Some modern flintlock barrels are designed to handle the conical lead, copper, jacketed and plastic-sabotted bullets with faster rates of one in 36, stamped 1:36. This change allows for using heavier conical bullets that carry more energy downrange than roundballs, but this increased energy comes at the cost of recoil and accuracy.
Accurate bullet placement downs whitetails, not misplaced energy, so hunters should be aware of the rifling rate of their barrel. Velocity is important, as a deer can run at speeds approaching 40 mph, or 58.6 feet per second, so the time it takes for the bullet to reach a deer at 100 yards is critical.
Sabotted bullets can be effective in older rifles, such as side-hammer percussions and flintlocks. At distances less than 50 yards any kind of bullet will work, but it is at longer distances that gravity and air resistance begin to play tricks with accuracy. The main consideration for shooting long slugs of lead or copper, regardless of whether they are sheathed in plastic or not, is rotation.
Because most sabotted bullets weigh more than their counterpart roundballs of the same caliber, they will not achieve the higher velocities in older rifles unless the powder charges are increased dramatically.
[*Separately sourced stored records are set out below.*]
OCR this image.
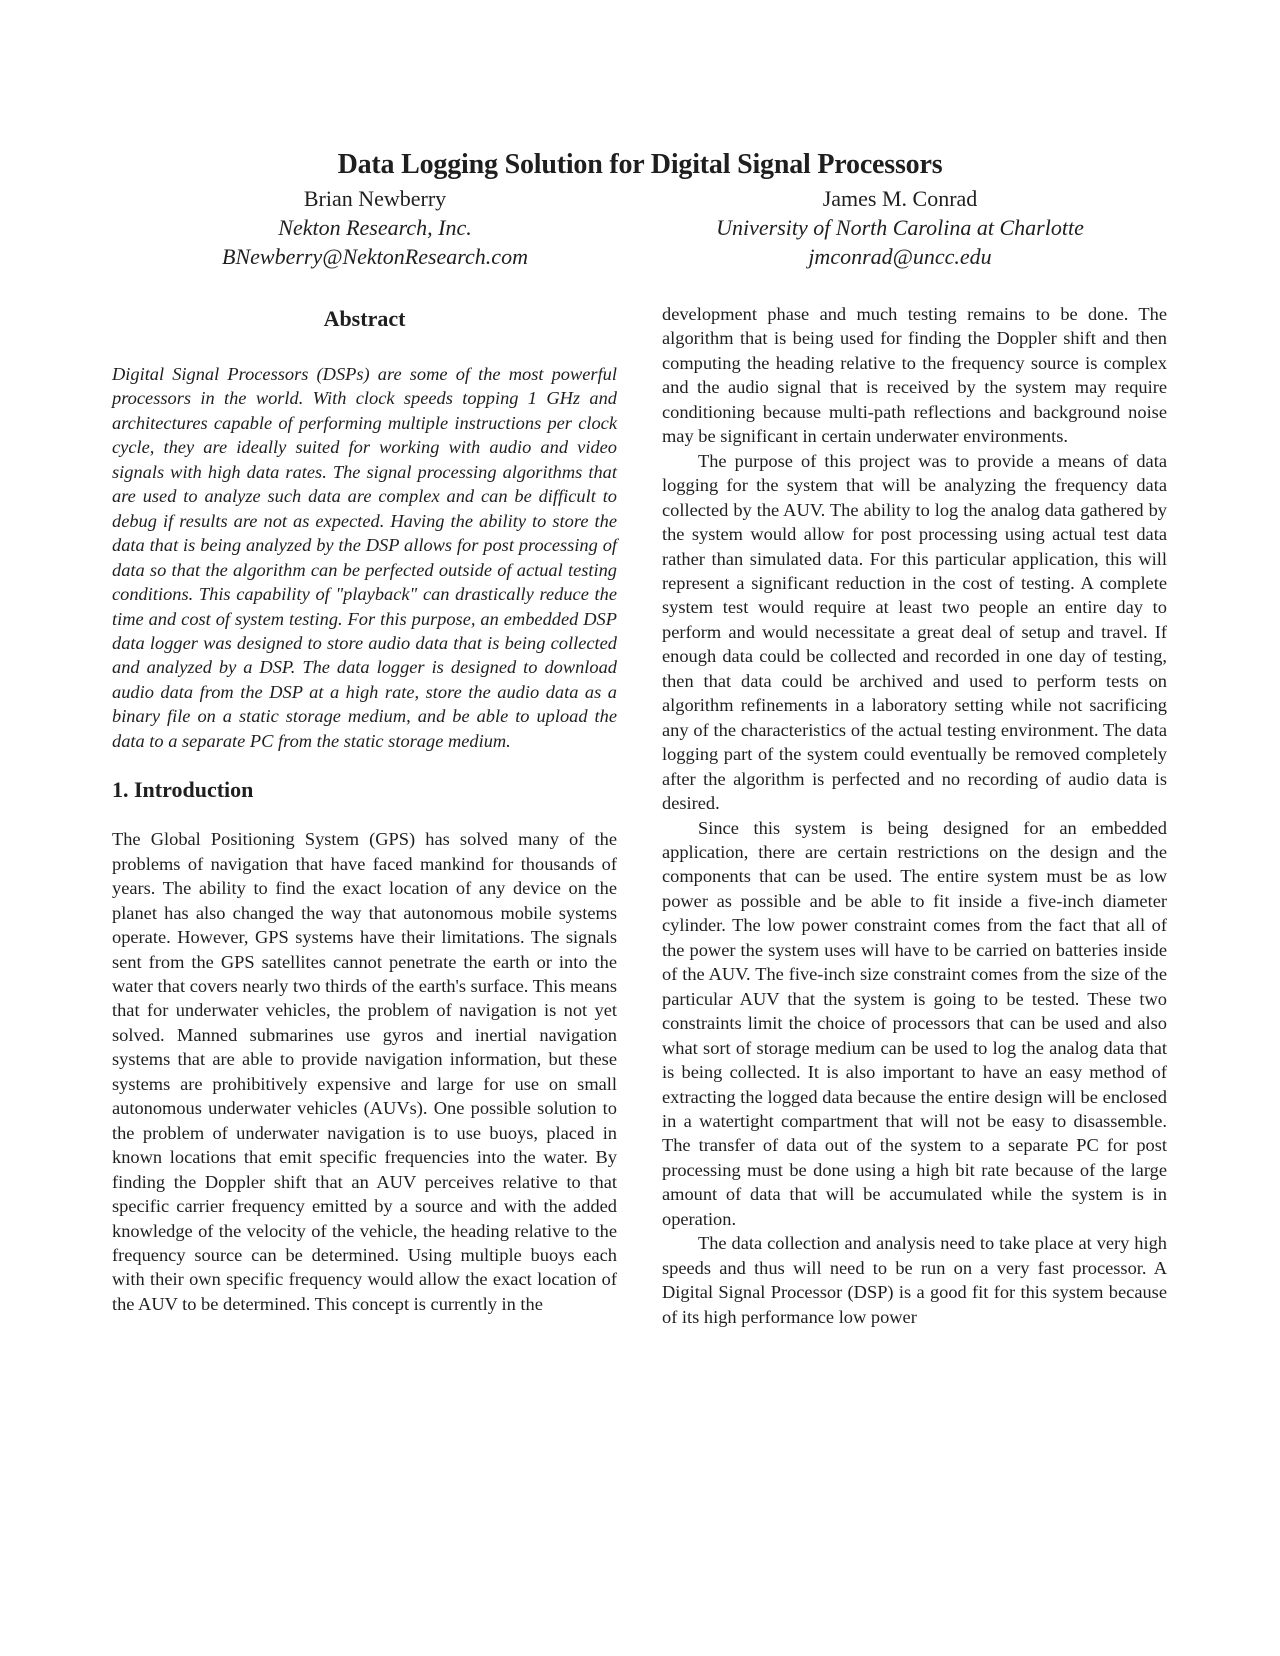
Data Logging Solution for Digital Signal Processors
Brian Newberry
Nekton Research, Inc.
BNewberry@NektonResearch.com
James M. Conrad
University of North Carolina at Charlotte
jmconrad@uncc.edu
Abstract

Digital Signal Processors (DSPs) are some of the most powerful processors in the world. With clock speeds topping 1 GHz and architectures capable of performing multiple instructions per clock cycle, they are ideally suited for working with audio and video signals with high data rates. The signal processing algorithms that are used to analyze such data are complex and can be difficult to debug if results are not as expected. Having the ability to store the data that is being analyzed by the DSP allows for post processing of data so that the algorithm can be perfected outside of actual testing conditions. This capability of "playback" can drastically reduce the time and cost of system testing. For this purpose, an embedded DSP data logger was designed to store audio data that is being collected and analyzed by a DSP. The data logger is designed to download audio data from the DSP at a high rate, store the audio data as a binary file on a static storage medium, and be able to upload the data to a separate PC from the static storage medium.

1. Introduction

The Global Positioning System (GPS) has solved many of the problems of navigation that have faced mankind for thousands of years. The ability to find the exact location of any device on the planet has also changed the way that autonomous mobile systems operate. However, GPS systems have their limitations. The signals sent from the GPS satellites cannot penetrate the earth or into the water that covers nearly two thirds of the earth's surface. This means that for underwater vehicles, the problem of navigation is not yet solved. Manned submarines use gyros and inertial navigation systems that are able to provide navigation information, but these systems are prohibitively expensive and large for use on small autonomous underwater vehicles (AUVs). One possible solution to the problem of underwater navigation is to use buoys, placed in known locations that emit specific frequencies into the water. By finding the Doppler shift that an AUV perceives relative to that specific carrier frequency emitted by a source and with the added knowledge of the velocity of the vehicle, the heading relative to the frequency source can be determined. Using multiple buoys each with their own specific frequency would allow the exact location of the AUV to be determined. This concept is currently in the

development phase and much testing remains to be done. The algorithm that is being used for finding the Doppler shift and then computing the heading relative to the frequency source is complex and the audio signal that is received by the system may require conditioning because multi-path reflections and background noise may be significant in certain underwater environments.

The purpose of this project was to provide a means of data logging for the system that will be analyzing the frequency data collected by the AUV. The ability to log the analog data gathered by the system would allow for post processing using actual test data rather than simulated data. For this particular application, this will represent a significant reduction in the cost of testing. A complete system test would require at least two people an entire day to perform and would necessitate a great deal of setup and travel. If enough data could be collected and recorded in one day of testing, then that data could be archived and used to perform tests on algorithm refinements in a laboratory setting while not sacrificing any of the characteristics of the actual testing environment. The data logging part of the system could eventually be removed completely after the algorithm is perfected and no recording of audio data is desired.

Since this system is being designed for an embedded application, there are certain restrictions on the design and the components that can be used. The entire system must be as low power as possible and be able to fit inside a five-inch diameter cylinder. The low power constraint comes from the fact that all of the power the system uses will have to be carried on batteries inside of the AUV. The five-inch size constraint comes from the size of the particular AUV that the system is going to be tested. These two constraints limit the choice of processors that can be used and also what sort of storage medium can be used to log the analog data that is being collected. It is also important to have an easy method of extracting the logged data because the entire design will be enclosed in a watertight compartment that will not be easy to disassemble. The transfer of data out of the system to a separate PC for post processing must be done using a high bit rate because of the large amount of data that will be accumulated while the system is in operation.

The data collection and analysis need to take place at very high speeds and thus will need to be run on a very fast processor. A Digital Signal Processor (DSP) is a good fit for this system because of its high performance low power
Attempting to compensate for this with heavier charges is not a safe idea.
A plastic gas check is attached to the bullet’s base to provide the advantage of sealing the blow-by of gasses, ease of loading and accuracy of a lead bullet while reducing the amount of plastic laminate on the lands of the rifling when hunting with a modern inline rifle. Bullets like the CVA PowerBelt, Copper Magnum Bullets, Harvester Saber Tooth and Black Belt Bullets have plastic gas checks at their base, but since they do not run a plastic bearing surface between the bullet and the bore, they are not considered sabots and are less prone to laminating.
“Clearly, hunting bears with an inline loaded with a conical bullet is an advantage over a flintlock loaded with a roundball,” Ehrig said. “Still, because there is no quick follow shot, hunters must understand that ethically they should pass on some shots even with an inline.”